As famed author and Oregon resident Ursula K. LeGuin wrote during the Bundy siege, the Malheur occupation was never, as widely reported in the press, about defending their Constitutional rights or "freeing federal land."

It was probably because of the very remoteness of the venue from ruling class East Coast movers and shakers that the "occupation" was allowed to go on for so long - far longer in fact, than the Occupy Wall Street encampments of 2011. Le Guin blogged last winter,
If a federal property in New Jersey was occupied by armed outsiders calling themselves “militiamen,” justifying their occupation by a radical theocratic re-interpretation of the U.S. Constitution, and calling for mass resistance to law enforcement, would four of them be allowed to continue the occupation indefinitely?
If important ongoing scientific studies and reclamation programs under federal auspices in a suburb of Chicago or Washington were being paralyzed and trashed by four hooligans carrying guns, how long would they be allowed to continue the irreparable destruction?
And that brings us to our third and final related story of the week: the siege at Standing Rock Sioux tribal lands of North Dakota, where uniformed officials, armed to the teeth with their high-tech surplus military grade weapons, are not showing quite the same patience with Native American protesters as they did, for such a long patient time, with the white nativist Bundy Clan.

(Reuters)

(Associated Press)


The latest escalation in the months-long standoff between protesters and police acting on behalf of the Dakota Access Pipeline came Thursday with more than a hundred new arrests. Some 200 local police officers in riot gear pushed the people off the land with armored tanks, and dispersed them with pepper spray.

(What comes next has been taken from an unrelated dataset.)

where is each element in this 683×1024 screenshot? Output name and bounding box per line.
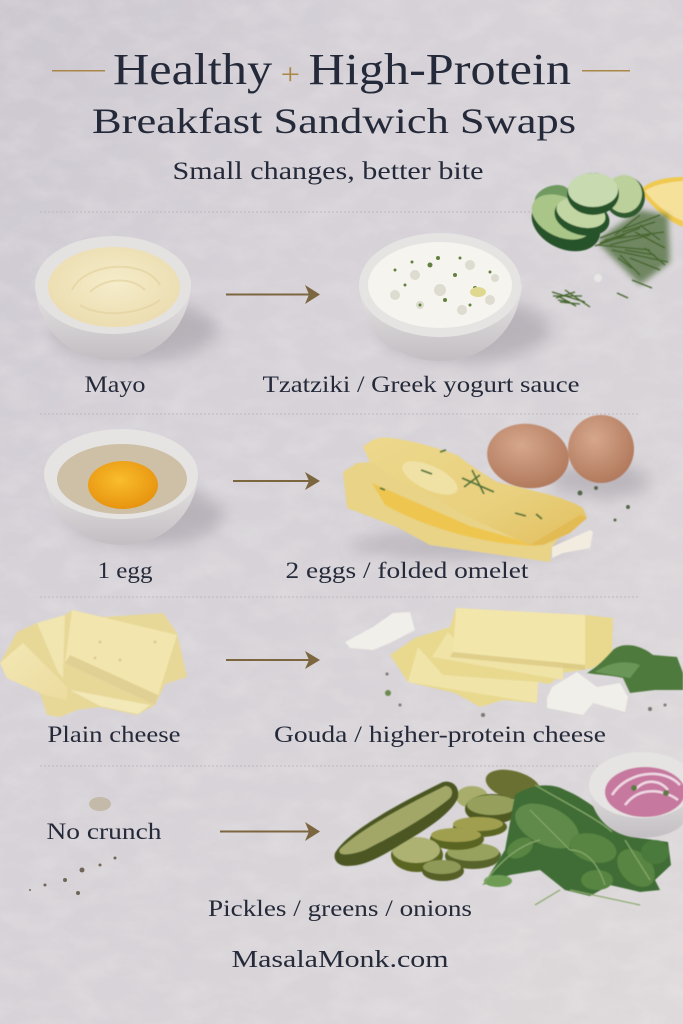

As reported by The Guardian, Standing Rock Tribal Chairman David Archambault is requesting that the Obama administration send in federal troops to protect the people from the corporate state-sanctioned militants:
  DOJ can no longer ignore our requests. If harm comes to any who come here to stand in solidarity with us, it is on their watch. They must step in and hold the state of North Dakota and Morton County accountable for their acts of violence against innocent, prayerful people.
The Obama administration has asked DAPL to voluntarily halt construction until the review process has been completed, but DAPL has ignored these repeated requests. By deploying law enforcement to support DAPL construction, the State of North Dakota is collaborating with Energy Transfer Partners and escalating tensions.
We need our state and federal governments to bring justice and peace to our lands, not the force of armored vehicles.
We have repeatedly seen a disproportionate response from law enforcement to water protectors’ nonviolent exercise of their constitutional rights. Today we have witnessed people praying in peace, yet attacked with pepper spray, rubber bullets, sound and concussion cannons. We urge state and federal government agencies to give this tense situation their immediate and close attention. We also call on the thousands of water protectors who stand in solidarity with us against DAPL to remain in peace and prayer. Any act of violence hurts our cause and is not welcome here. We invite all supporters to join us in prayer that, ultimately, the right decision—the moral decision—is made to protect our people, our sacred places, our land and our resources.
We won’t step down from this fight. As peoples of this earth, we all need water. This is about our water, our rights, and our dignity as human beings.
The late ecologist Raymond Dasmann observed decades ago that World War III has already begun. And now there's no denying the fact that it's a war of late stage industrial human capitalists against the whole Earth and all its living things. The greedsters haven't gotten the message that there is only so much you can deplete out of the planet in the Bundyesque name of "freedom" before the whole thing collapses in upon itself.

What he called The First Law of the Environment goes like this: "No matter how bad you think things are, the total reality is much worse."

And that is probably why climate change and the environment have not been considered fit topics for discussion in the quadrennial winner-take-all electoral sweepstakes which I have dubbed, quite aptly I think, Neoliberal Death Match 2016.